The Goods and Bads of Bumbershoot ‘11
By Chris Foster, Intern
After a long weekend of sun, experiencing new bands and making tough decisions, there is finally time to sum up my thoughts on this year’s Bumbershoot.
There seemed to be a shared feeling amongst many fans—including myself—about the lineup lacking the usual big-name acts that Bumberfans have come to expect. However, there was still good music to be heard.
If there is one thing in particular Bumbershoot is good at, it’s providing a chance for fans to experience a wide variety of genres. In particular, I always look forward to the hip-hop acts and the alternative blues-rock bands. Past favorites of mine include the Wu-Tang Clan from 2007, the Black Keys from 2008, and the Cold War Kids from 2009.
While this year’s line up satisfied my rap fix (with local artists Macklemore and Ryan Lewis, as well as Wiz Khalifa and an old favorite, Big Boi), I was a little disappointed in the selection of alternative-rock. It’s not that the bands that performed were low quality (the Kills are right up my alley, and Gibby Haynes would’ve been interesting to see live); it just came down to the lack of such bands and the ever-present issue of timing. True to Bumbershoot form, the Butthole Surfers went on half an hour before Macklemore at a different venue, with the Kills and Wiz doing the same.
Although picking the Macklemore show meant missing my rock bands, I was satisfied with the choice.
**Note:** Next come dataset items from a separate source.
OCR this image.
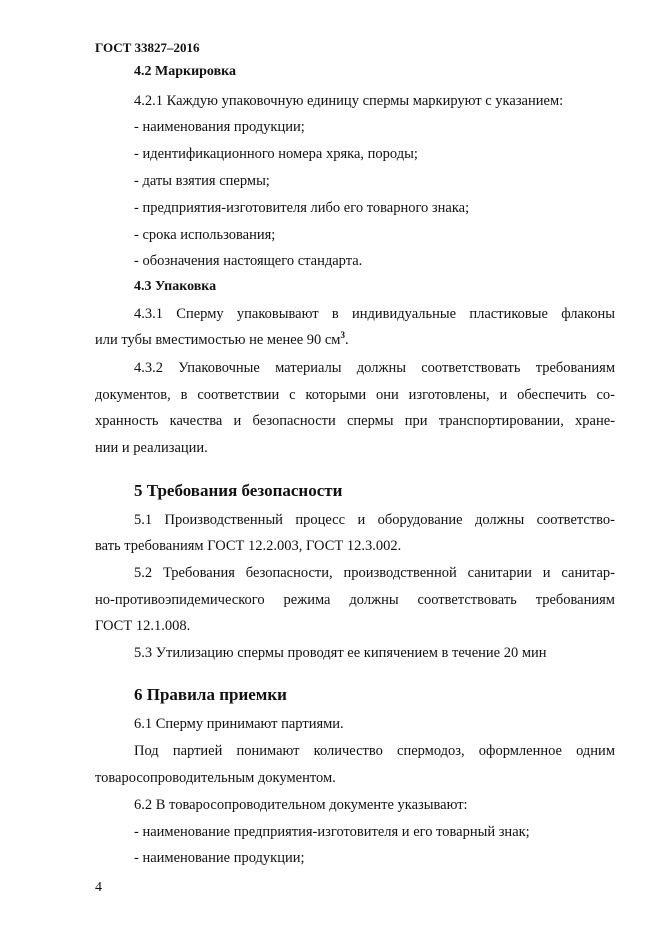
ГОСТ 33827–2016
4.2 Маркировка
4.2.1 Каждую упаковочную единицу спермы маркируют с указанием:
- наименования продукции;
- идентификационного номера хряка, породы;
- даты взятия спермы;
- предприятия-изготовителя либо его товарного знака;
- срока использования;
- обозначения настоящего стандарта.
4.3 Упаковка
4.3.1 Сперму упаковывают в индивидуальные пластиковые флаконы
или тубы вместимостью не менее 90 $см^3$.
4.3.2 Упаковочные материалы должны соответствовать требованиям
документов, в соответствии с которыми они изготовлены, и обеспечить со-
хранность качества и безопасности спермы при транспортировании, хране-
нии и реализации.
5 Требования безопасности
5.1 Производственный процесс и оборудование должны соответство-
вать требованиям ГОСТ 12.2.003, ГОСТ 12.3.002.
5.2 Требования безопасности, производственной санитарии и санитар-
но-противоэпидемического режима должны соответствовать требованиям
ГОСТ 12.1.008.
5.3 Утилизацию спермы проводят ее кипячением в течение 20 мин
6 Правила приемки
6.1 Сперму принимают партиями.
Под партией понимают количество спермодоз, оформленное одним
товаросопроводительным документом.
6.2 В товаросопроводительном документе указывают:
- наименование предприятия-изготовителя и его товарный знак;
- наименование продукции;
4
He is not only a rapper, but an entertainer as well. If you can enjoy yourself at a concert where you may not be familiar with many of the songs, then you know you’re being entertained. Not to mention Wiz Khalifa’s performance which was my favorite of the weekend by far, even though it was tough as a Seahawks’ fan to watch him finish with his hit, “Black and Yellow”— an ode to his hometown Pittsburgh Steelers— so close to the NFL kickoff.
One of my big issues with the festival this year was the main venue’s move to the Key Arena. Although I am still young, most of my greatest Bumbershoot memories took place at Memorial Stadium. It was ironic that the weather was beautiful and we were indoors, yet the festival is named after an English term for an umbrella. I did get a little nostalgic however, when the Reignman Shawn Kemp got the crowd going before the Macklemore performance.
It may sound as if Bumbershoot 2011 was a disappointment of sorts, however there were plenty of positive memories. The lack of big name performers provided a less crowded festival, which meant shorter lines at the food stands and a faster consumption of Mediterranean Shawarma sandwiches (just don’t call them gyros, however similar they may look; the vendors don’t appreciate that).
There was also more time to experience bands you may not have heard of and might not have seen otherwise, had there been bigger acts performing. Now comes the frustrating time when you look back in a few years and realize you saw a band before you knew you liked them.